If you were enrolled in basic life insurance, supplemental employee life insurance and / or spouse life insurance, please know that this coverage ceases on the last day of your employment. You may be eligible to convert (essentially change your group life insurance policy to an individual universal life insurance policy) or port (take your group coverage with you once employment ends). Porting of life insurance is limited to those 69 years old and under and who terminate employment for reasons other than retirement, illness or injury.
To inquire about porting or converting life insurance and spouse life insurance, please contact SunLife Life Assurance Company within 31 days of your termination date. The initial premium is also due within the same 31-day period. SunLife can be reached at 1.800.247.6875. If you were an NHRMC employee, please reference policy number: 234884-001. If you were a PMH employee, please reference policy number: 234885-001.
Dependent life insurance ceases on the last day of your employment. You do not have the option to port or convert this coverage.
Please refer to the Paid Days Off (PDO) policy for information about accrual and eligibility for payment of unused PDO upon termination of employment.

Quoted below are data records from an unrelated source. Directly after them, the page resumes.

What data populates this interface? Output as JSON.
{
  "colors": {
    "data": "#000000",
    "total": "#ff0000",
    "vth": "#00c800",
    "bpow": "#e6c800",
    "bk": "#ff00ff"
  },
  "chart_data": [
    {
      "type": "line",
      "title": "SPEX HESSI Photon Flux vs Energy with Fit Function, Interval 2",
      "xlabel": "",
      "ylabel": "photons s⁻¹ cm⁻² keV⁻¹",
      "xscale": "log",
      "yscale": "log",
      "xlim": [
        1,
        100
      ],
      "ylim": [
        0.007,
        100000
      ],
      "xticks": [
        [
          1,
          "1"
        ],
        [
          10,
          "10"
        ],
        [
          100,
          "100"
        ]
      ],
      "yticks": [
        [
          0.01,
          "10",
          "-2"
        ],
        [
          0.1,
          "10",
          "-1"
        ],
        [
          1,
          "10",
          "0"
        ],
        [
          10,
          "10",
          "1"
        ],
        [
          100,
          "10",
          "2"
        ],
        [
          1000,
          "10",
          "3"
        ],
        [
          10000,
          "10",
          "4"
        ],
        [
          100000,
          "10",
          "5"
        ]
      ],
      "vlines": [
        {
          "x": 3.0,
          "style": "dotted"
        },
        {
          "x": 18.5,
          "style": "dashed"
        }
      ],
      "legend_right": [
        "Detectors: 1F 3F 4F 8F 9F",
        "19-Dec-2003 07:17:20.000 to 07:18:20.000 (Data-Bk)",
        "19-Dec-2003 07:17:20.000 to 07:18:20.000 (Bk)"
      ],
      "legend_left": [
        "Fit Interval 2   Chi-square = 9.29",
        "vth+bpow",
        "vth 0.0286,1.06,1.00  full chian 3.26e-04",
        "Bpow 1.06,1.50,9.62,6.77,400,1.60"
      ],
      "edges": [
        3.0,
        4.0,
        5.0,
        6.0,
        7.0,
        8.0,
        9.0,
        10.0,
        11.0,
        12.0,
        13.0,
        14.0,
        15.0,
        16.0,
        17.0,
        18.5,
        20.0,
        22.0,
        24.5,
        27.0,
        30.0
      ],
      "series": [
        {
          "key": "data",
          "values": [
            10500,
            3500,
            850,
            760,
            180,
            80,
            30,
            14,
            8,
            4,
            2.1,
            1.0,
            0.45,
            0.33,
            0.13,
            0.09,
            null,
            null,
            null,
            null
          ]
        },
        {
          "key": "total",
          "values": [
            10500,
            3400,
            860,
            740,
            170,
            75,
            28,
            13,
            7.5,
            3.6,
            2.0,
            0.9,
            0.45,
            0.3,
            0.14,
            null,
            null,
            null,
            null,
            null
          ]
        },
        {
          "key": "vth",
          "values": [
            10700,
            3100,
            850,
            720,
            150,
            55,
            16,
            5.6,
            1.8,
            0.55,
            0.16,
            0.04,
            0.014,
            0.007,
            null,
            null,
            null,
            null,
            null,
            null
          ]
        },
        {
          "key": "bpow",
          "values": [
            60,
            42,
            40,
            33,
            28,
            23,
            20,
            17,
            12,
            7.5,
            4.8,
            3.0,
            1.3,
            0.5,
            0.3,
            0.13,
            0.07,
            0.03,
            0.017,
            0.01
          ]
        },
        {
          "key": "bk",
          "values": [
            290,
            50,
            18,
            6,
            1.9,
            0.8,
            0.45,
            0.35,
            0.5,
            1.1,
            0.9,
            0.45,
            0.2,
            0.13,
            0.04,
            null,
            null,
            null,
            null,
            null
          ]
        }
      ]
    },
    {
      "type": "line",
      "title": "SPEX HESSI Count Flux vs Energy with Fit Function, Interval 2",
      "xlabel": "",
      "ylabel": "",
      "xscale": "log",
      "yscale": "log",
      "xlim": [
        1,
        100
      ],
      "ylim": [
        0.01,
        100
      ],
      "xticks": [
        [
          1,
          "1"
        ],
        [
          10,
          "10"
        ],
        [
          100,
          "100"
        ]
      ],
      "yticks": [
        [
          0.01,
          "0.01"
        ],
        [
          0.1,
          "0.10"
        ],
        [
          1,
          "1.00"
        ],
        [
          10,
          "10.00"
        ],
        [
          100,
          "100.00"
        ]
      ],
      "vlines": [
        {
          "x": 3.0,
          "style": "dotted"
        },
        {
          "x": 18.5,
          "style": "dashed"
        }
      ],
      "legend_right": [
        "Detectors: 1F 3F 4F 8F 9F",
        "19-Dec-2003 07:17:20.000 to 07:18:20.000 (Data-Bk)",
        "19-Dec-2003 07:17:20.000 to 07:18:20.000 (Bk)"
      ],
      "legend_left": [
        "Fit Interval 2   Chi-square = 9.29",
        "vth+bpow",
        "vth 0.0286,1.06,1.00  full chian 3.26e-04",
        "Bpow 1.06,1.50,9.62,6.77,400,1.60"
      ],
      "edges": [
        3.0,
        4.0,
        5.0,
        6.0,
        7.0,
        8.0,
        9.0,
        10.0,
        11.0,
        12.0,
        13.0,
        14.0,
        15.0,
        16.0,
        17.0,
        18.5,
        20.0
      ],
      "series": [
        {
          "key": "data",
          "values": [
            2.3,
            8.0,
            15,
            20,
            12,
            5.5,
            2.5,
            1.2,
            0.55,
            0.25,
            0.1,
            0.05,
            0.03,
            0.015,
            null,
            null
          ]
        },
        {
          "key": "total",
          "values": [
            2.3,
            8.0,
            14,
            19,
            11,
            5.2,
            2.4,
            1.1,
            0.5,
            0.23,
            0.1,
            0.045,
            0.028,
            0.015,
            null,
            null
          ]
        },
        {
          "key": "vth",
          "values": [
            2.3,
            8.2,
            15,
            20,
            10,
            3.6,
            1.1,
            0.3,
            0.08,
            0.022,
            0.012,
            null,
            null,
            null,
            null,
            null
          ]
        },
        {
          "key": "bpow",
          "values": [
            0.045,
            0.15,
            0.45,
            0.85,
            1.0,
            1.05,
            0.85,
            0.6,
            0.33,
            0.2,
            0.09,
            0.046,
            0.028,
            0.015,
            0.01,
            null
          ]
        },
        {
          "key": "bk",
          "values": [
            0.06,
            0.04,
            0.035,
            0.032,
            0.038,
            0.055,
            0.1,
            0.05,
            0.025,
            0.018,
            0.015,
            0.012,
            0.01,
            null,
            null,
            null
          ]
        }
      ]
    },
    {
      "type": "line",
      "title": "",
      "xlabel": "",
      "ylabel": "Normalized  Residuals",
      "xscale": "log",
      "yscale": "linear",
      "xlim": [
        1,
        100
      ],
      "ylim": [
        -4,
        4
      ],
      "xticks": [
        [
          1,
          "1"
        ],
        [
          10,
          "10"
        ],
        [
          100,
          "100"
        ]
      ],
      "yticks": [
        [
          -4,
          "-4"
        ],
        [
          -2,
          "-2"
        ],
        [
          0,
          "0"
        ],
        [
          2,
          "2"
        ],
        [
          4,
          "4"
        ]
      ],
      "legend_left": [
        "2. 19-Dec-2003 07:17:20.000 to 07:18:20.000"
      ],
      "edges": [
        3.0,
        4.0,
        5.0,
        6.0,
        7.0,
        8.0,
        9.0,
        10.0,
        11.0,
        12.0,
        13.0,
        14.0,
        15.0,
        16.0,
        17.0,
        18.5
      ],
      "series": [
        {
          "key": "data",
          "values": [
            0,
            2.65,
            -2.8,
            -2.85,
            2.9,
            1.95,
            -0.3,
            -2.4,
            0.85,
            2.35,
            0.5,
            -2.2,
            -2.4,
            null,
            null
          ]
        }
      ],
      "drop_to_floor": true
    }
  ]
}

As an active employee you may have been enrolled in long term disability insurance with either a 90-day waiting period, a 60-day waiting period, or, for PMH employees, 180-day waiting period. This coverage, if applicable, ceases on your last day of employment. You may be eligible to convert your long-term disability coverage. You must contact SunLife Life Assurance Company within 31 days of your termination date to apply for conversion of long-term disability. The initial premium is also due within the same 31-day period. SunLife can be reached at 1-800-247-6875. If you were an NHRMC employee, please reference policy number: 234884-001. If you were a PMH employee, please reference policy number: 234885-001.